- Born: August 20, 1971 (age 54) Sabirabad, Azerbaijan
- Other names: The Beast
- Nationality: Azerbaijani
- Height: 5 ft 7.2 in (1.71 m)
- Weight: 176 lb (80 kg; 12.6 st)
- Division: Welterweight
- Reach: 67.3 in (171 cm)
- Style: Greco-Roman wrestling
- Fighting out of: Baku, Azerbaijan
- Team: Aliyev Professional Team

Mixed martial arts record
- Total: 50
- Wins: 45
- By knockout: 42
- By submission: 0
- Losses: 3
- Draws: 2
- No contests: 0

= Azad Asgarov =

Azerbaijani wrestler

Azad Asgarov (Azad Əsgərov), (born August 20, 1971) is an Azerbaijani mixed martial artist and pankration world champion.

==Biography==
Azad was born in a small village, near the area of Sabirabad, Azerbaijan.

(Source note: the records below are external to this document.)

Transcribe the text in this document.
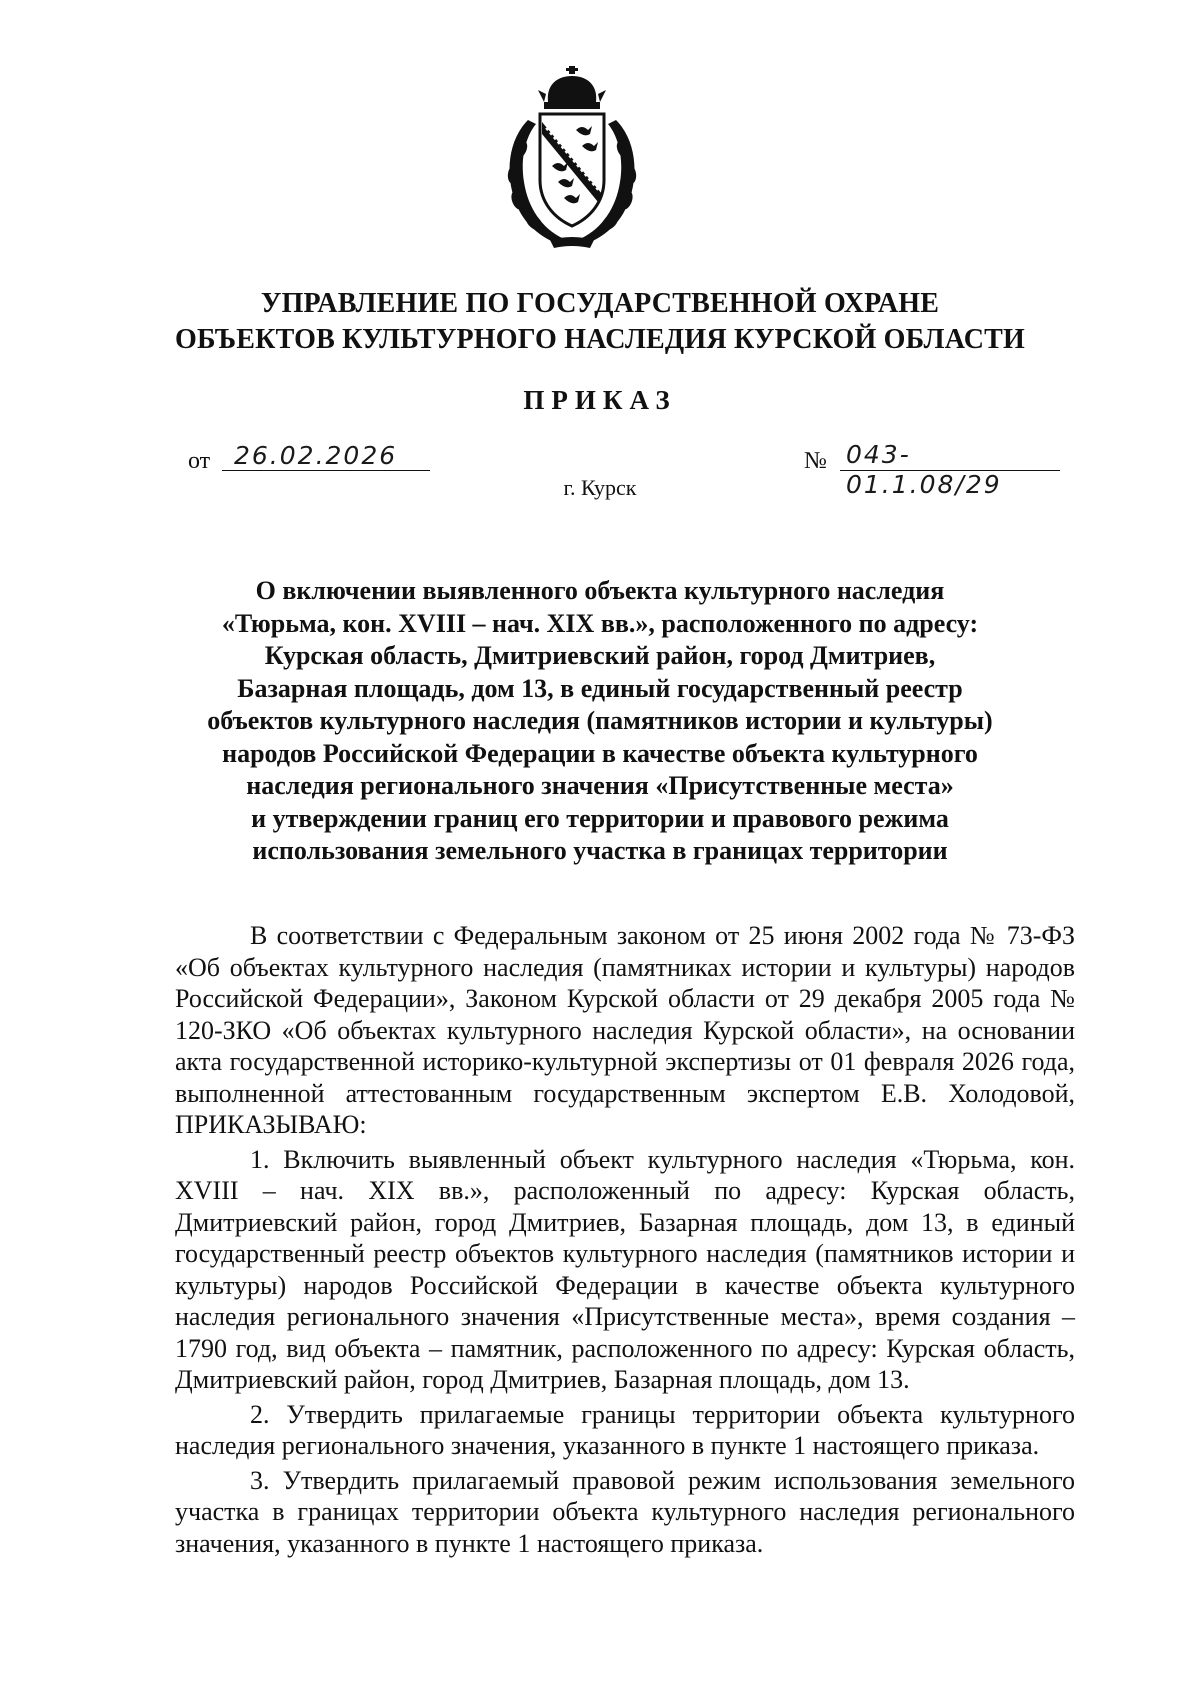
УПРАВЛЕНИЕ ПО ГОСУДАРСТВЕННОЙ ОХРАНЕ
ОБЪЕКТОВ КУЛЬТУРНОГО НАСЛЕДИЯ КУРСКОЙ ОБЛАСТИ
ПРИКАЗ
от 26.02.2026	№ 043-01.1.08/29
г. Курск
О включении выявленного объекта культурного наследия
«Тюрьма, кон. XVIII – нач. XIX вв.», расположенного по адресу:
Курская область, Дмитриевский район, город Дмитриев,
Базарная площадь, дом 13, в единый государственный реестр
объектов культурного наследия (памятников истории и культуры)
народов Российской Федерации в качестве объекта культурного
наследия регионального значения «Присутственные места»
и утверждении границ его территории и правового режима
использования земельного участка в границах территории

В соответствии с Федеральным законом от 25 июня 2002 года № 73-ФЗ «Об объектах культурного наследия (памятниках истории и культуры) народов Российской Федерации», Законом Курской области от 29 декабря 2005 года № 120-ЗКО «Об объектах культурного наследия Курской области», на основании акта государственной историко-культурной экспертизы от 01 февраля 2026 года, выполненной аттестованным государственным экспертом Е.В. Холодовой, ПРИКАЗЫВАЮ:

1. Включить выявленный объект культурного наследия «Тюрьма, кон. XVIII – нач. XIX вв.», расположенный по адресу: Курская область, Дмитриевский район, город Дмитриев, Базарная площадь, дом 13, в единый государственный реестр объектов культурного наследия (памятников истории и культуры) народов Российской Федерации в качестве объекта культурного наследия регионального значения «Присутственные места», время создания – 1790 год, вид объекта – памятник, расположенного по адресу: Курская область, Дмитриевский район, город Дмитриев, Базарная площадь, дом 13.

2. Утвердить прилагаемые границы территории объекта культурного наследия регионального значения, указанного в пункте 1 настоящего приказа.

3. Утвердить прилагаемый правовой режим использования земельного участка в границах территории объекта культурного наследия регионального значения, указанного в пункте 1 настоящего приказа.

In 1987, Asgarov became champion of the USSR on the Greco-Roman wrestling.

===Martial arts career===
Azad had 50 fights on the professional ring, in which he won forty five fights, two draws and lost three fights due to his injuries. His rivals got to the last round of the fight only three times, the rest gave up in the first minutes of the fight.

==Personal life==
Azad has also served in the Azerbaijani Army and has nine brothers.